February 13, 2019 Sujeev Shakya

Banking on a plan

The liquidity mess requires a deeper understanding

In their bid to stem the depletion of foreign reserves, the Nepal Rastra Bank has been particularly busy passing directives that keep restricting foreign exchange. Since they have never learned to plan, it is hardly surprising that they resort to knee-jerk reactions. ‘Experts’—many of whom drive super-luxury vehicles—are taking to social media to issue advice on how Nepal needs to curtail the import of luxury goods, including automobiles.

The suggestions being offered seem to suffer from immense oversight—best captured by the classic fable ‘blind men and an elephant’. In Nepal’s case, it is time to address the glaring elephant in the room and retreat from our tendency of ignoring the bigger picture: Nepal needs a more effective management system to support its growth.

It need of nutrition

When a former colleague shared with me that his rapidly growing business landed a big order worth multiple times his current turnover, I told him, ‘This is not good news.’ I pointed to the challenges of finding the money to fund his working capital. It is the same situation for the country. While we were busy talking about political uncertainty and selling poverty, Nepal suddenly moved to become a $30 billion economy. In this emergence, simply to manage a growth of 5 percent, it needed an additional $1.5 billion in investments a year. Now imagine when this grows to $50 billion and $60 billion to reach $100 billion by 2030.
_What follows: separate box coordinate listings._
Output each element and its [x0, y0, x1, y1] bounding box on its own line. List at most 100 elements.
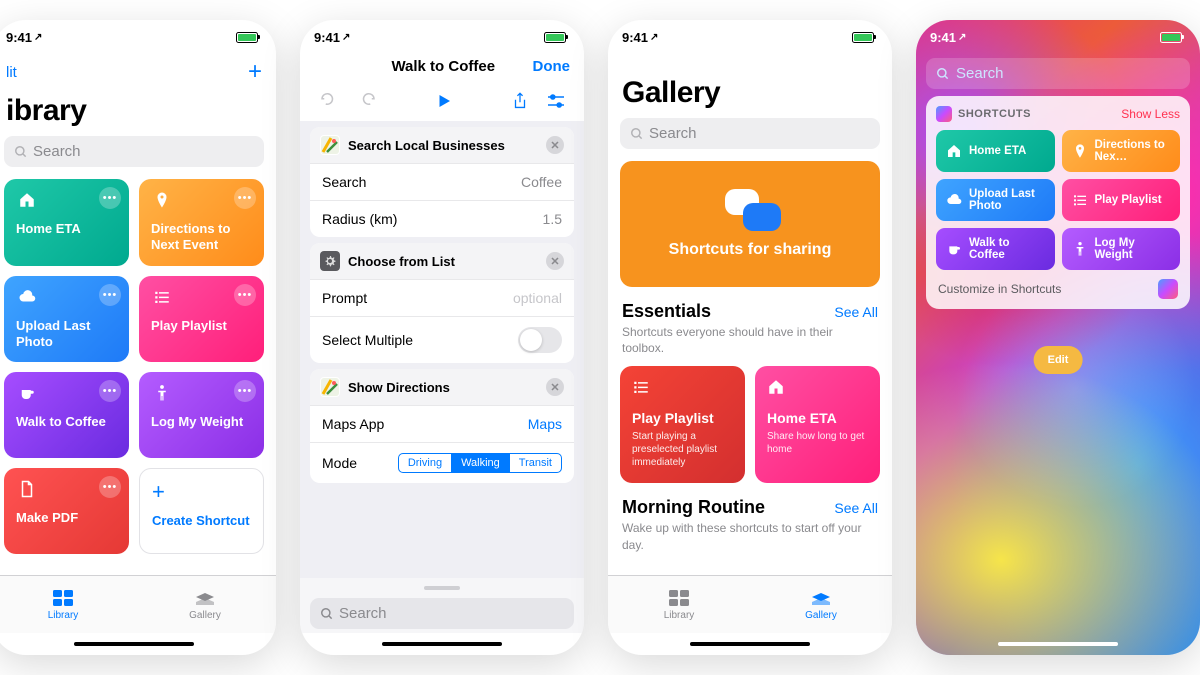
home-indicator[interactable]: [916, 633, 1200, 655]
shortcuts-widget: SHORTCUTS Show Less Home ETADirections t…: [926, 96, 1190, 309]
gallery-icon: [193, 588, 217, 608]
page-title: ibrary: [0, 94, 276, 136]
action-row[interactable]: Promptoptional: [310, 279, 574, 316]
shortcut-tile[interactable]: •••Make PDF: [4, 468, 129, 554]
search-input[interactable]: Search: [620, 118, 880, 149]
tile-menu-icon[interactable]: •••: [99, 187, 121, 209]
status-time: 9:41: [930, 30, 956, 45]
spotlight-search[interactable]: Search: [926, 58, 1190, 89]
tile-menu-icon[interactable]: •••: [234, 187, 256, 209]
tab-gallery[interactable]: Gallery: [750, 576, 892, 633]
status-bar: 9:41↗: [916, 20, 1200, 54]
widget-tile[interactable]: Directions to Nex…: [1062, 130, 1181, 172]
cloud-icon: [16, 286, 38, 308]
screen-library: 9:41↗ lit + ibrary Search •••Home ETA•••…: [0, 20, 276, 655]
home-indicator[interactable]: [0, 633, 276, 655]
plus-icon: +: [152, 479, 251, 505]
list-icon: [1072, 192, 1088, 208]
shortcut-tile[interactable]: •••Walk to Coffee: [4, 372, 129, 458]
tile-menu-icon[interactable]: •••: [99, 476, 121, 498]
search-icon: [320, 607, 334, 621]
settings-icon[interactable]: [546, 91, 566, 111]
edit-widgets-button[interactable]: Edit: [1034, 346, 1083, 374]
widget-tile[interactable]: Walk to Coffee: [936, 228, 1055, 270]
done-button[interactable]: Done: [533, 58, 571, 75]
search-icon: [630, 127, 644, 141]
delete-action-icon[interactable]: ✕: [546, 136, 564, 154]
shortcut-tile[interactable]: ••• Directions to Next Event: [139, 179, 264, 266]
shortcut-grid: •••Home ETA•••Directions to Next Event••…: [0, 179, 276, 554]
battery-icon: [544, 32, 566, 43]
see-all-link[interactable]: See All: [834, 500, 878, 516]
action-row[interactable]: Maps AppMaps: [310, 405, 574, 442]
shortcuts-app-icon: [1158, 279, 1178, 299]
segmented-control[interactable]: DrivingWalkingTransit: [398, 453, 562, 473]
add-button[interactable]: +: [248, 58, 262, 86]
tab-gallery[interactable]: Gallery: [134, 576, 276, 633]
widget-tile[interactable]: Play Playlist: [1062, 179, 1181, 221]
action-row[interactable]: SearchCoffee: [310, 163, 574, 200]
section-essentials: Essentials See All: [608, 301, 892, 324]
doc-icon: [16, 478, 38, 500]
list-icon: [632, 378, 654, 400]
widget-tile[interactable]: Upload Last Photo: [936, 179, 1055, 221]
home-indicator[interactable]: [300, 633, 584, 655]
tile-menu-icon[interactable]: •••: [234, 380, 256, 402]
widget-footer[interactable]: Customize in Shortcuts: [936, 279, 1180, 299]
tile-label: Play Playlist: [151, 318, 252, 334]
redo-icon[interactable]: [358, 91, 378, 111]
gallery-card[interactable]: Home ETAShare how long to get home: [755, 366, 880, 483]
gallery-icon: [809, 588, 833, 608]
action-header: Choose from List✕: [310, 243, 574, 279]
nav-header: Walk to Coffee Done: [300, 54, 584, 83]
gallery-content: Shortcuts for sharing Essentials See All…: [608, 161, 892, 575]
tile-menu-icon[interactable]: •••: [99, 284, 121, 306]
shortcut-tile[interactable]: •••Home ETA: [4, 179, 129, 266]
create-shortcut-tile[interactable]: +Create Shortcut: [139, 468, 264, 554]
action-search[interactable]: Search: [310, 598, 574, 629]
tab-library[interactable]: Library: [608, 576, 750, 633]
shortcut-tile[interactable]: •••Upload Last Photo: [4, 276, 129, 363]
toggle-switch[interactable]: [518, 327, 562, 353]
show-less-link[interactable]: Show Less: [1121, 107, 1180, 121]
delete-action-icon[interactable]: ✕: [546, 252, 564, 270]
location-icon: ↗: [650, 32, 658, 43]
tab-library[interactable]: Library: [0, 576, 134, 633]
shortcut-tile[interactable]: ••• Play Playlist: [139, 276, 264, 363]
page-title: Gallery: [608, 76, 892, 118]
drawer-grabber[interactable]: [424, 586, 460, 590]
status-bar: 9:41↗: [300, 20, 584, 54]
shortcut-tile[interactable]: •••Log My Weight: [139, 372, 264, 458]
sharing-banner[interactable]: Shortcuts for sharing: [620, 161, 880, 287]
home-icon: [946, 143, 962, 159]
status-bar: 9:41↗: [608, 20, 892, 54]
nav-header: lit +: [0, 54, 276, 94]
widget-tile[interactable]: Log My Weight: [1062, 228, 1181, 270]
widget-tile[interactable]: Home ETA: [936, 130, 1055, 172]
gallery-card[interactable]: Play PlaylistStart playing a preselected…: [620, 366, 745, 483]
tile-label: Directions to Next Event: [151, 221, 252, 254]
status-bar: 9:41↗: [0, 20, 276, 54]
action-card: Choose from List✕PromptoptionalSelect Mu…: [310, 243, 574, 363]
undo-icon[interactable]: [318, 91, 338, 111]
tile-menu-icon[interactable]: •••: [99, 380, 121, 402]
location-icon: ↗: [34, 32, 42, 43]
screen-editor: 9:41↗ Walk to Coffee Done Search Local B…: [300, 20, 584, 655]
action-card: Search Local Businesses✕SearchCoffeeRadi…: [310, 127, 574, 237]
home-indicator[interactable]: [608, 633, 892, 655]
body-icon: [151, 382, 173, 404]
edit-button[interactable]: lit: [6, 64, 17, 81]
play-button[interactable]: [434, 91, 454, 111]
actions-drawer[interactable]: Search: [300, 578, 584, 633]
see-all-link[interactable]: See All: [834, 304, 878, 320]
delete-action-icon[interactable]: ✕: [546, 378, 564, 396]
editor-toolbar: [300, 83, 584, 121]
share-icon[interactable]: [510, 91, 530, 111]
action-header: Show Directions✕: [310, 369, 574, 405]
search-input[interactable]: Search: [4, 136, 264, 167]
pin-icon: [151, 189, 173, 211]
status-time: 9:41: [622, 30, 648, 45]
home-icon: [16, 189, 38, 211]
action-row[interactable]: Radius (km)1.5: [310, 200, 574, 237]
tile-menu-icon[interactable]: •••: [234, 284, 256, 306]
Money is needed to supplement our growth—just as nutrition is needed for a growing child.  This is an important lesson to quickly learn as it is far from a short term phenomenon; if we continue at this rate, our qualms will only multiply. There can be no knee-jerk reactions. A much overdue, sustainable and forward-looking liquidity management plan is required.

I also hear people lambasting banks for their high interest rates, cartel-like behaviour and the high gap between paid deposit interests and loan charges. But we seem to have misplaced the problem: It is the businesses and traders that own the banks who should be addressed. For higher returns to these shareholders, banks have to behave the way they have to. Further, the same people who own banks are also investing in co-operatives, an informal priority sector of the government that is not regulated.

So when money in the formal sector dries, it is well known that the informal sector has plenty of money available at higher rates of interest. There is no shortage of liquidity in the informal sector. Let us not forget the minimum ten percent of graft money in government contracts that continues to flow into this informal sector.

Point to solutions

Therefore, what is required is a complete transformation in the way bank owners can be regulated in terms of their involvements in the informal market. Further, inviting few large international banks to operate in Nepal with a fresh set of licenses will serve to resolve behavioural issues in the long run. In the past three decades, following rapid liberalisation of economies in the early 1990s, there is no country in the world that has been able to manage economic growth without foreign investment and technology transfer. The examples of countries that have followed different approaches, namely Iran and North Korea, have no great stories to tell. In Nepal, where nationalism fervor is always used to explain why we have converted the phrase FDI to ‘Foreigners Don’t Invest’, we really need to understand that to sustain Nepal’s growth, $6 to $10 billion a year is required—and we do not have the domestic capital formation to handle this. We need real FDI to be able to bring in the money that will be invested to create jobs in a country where 500,000 people enter the job market each year.

For inclusive growth across provinces and to address the urban-rural divide, large infrastructural projects are the only answer. Perhaps, in the upcoming Investment Summit, Nepal can tell the world what they are doing to attract foreign investment rather than making a jamboree in the form of announcements and commitments from investors that never seem to move beyond rhetoric and paper. World over, it is seen that the consistent flow of foreign currency from investments can only ensure that the foreign exchange reserves are maintained.

On this note, it is important to explore avenues for further investments from Nepalis abroad. When the NepalLeaks was published, I continued to write in social media that it is important to distinguish between those who circumvent the law to make investments abroad and the graft money that goes out to return to Nepal. The second category surely warrants naming and shaming—along with identifying the political figures and parties who operate these nexuses. But for the first category, opening up Nepal to the world is a clear answer. We need to get rid of the draconian law that prohibits Nepalis from investing abroad. With nearly 3-4 million Nepalis outside Nepal, it is quite natural for Nepalis to be interested in investing abroad.

Allow selective investment through approvals to begin with.  Billions of dollars of dividends from investments outside Nepal are very much needed. If two decades ago, we had started building a framework for Nepali institutional entities to invest in stock markets outside Nepal, why are we shying away? We can learn from how conservative India opened up in late 1990s for its companies to invest outside and are now managing currency reserves more effectively through dividends that flow back to the country.

The liquidity crisis is not a short term phenomenon and a solution will not emerge sporadically. The economy’s signs of growing pains need to be better managed with nutrition in the form of careful planning and solution-driven foresight.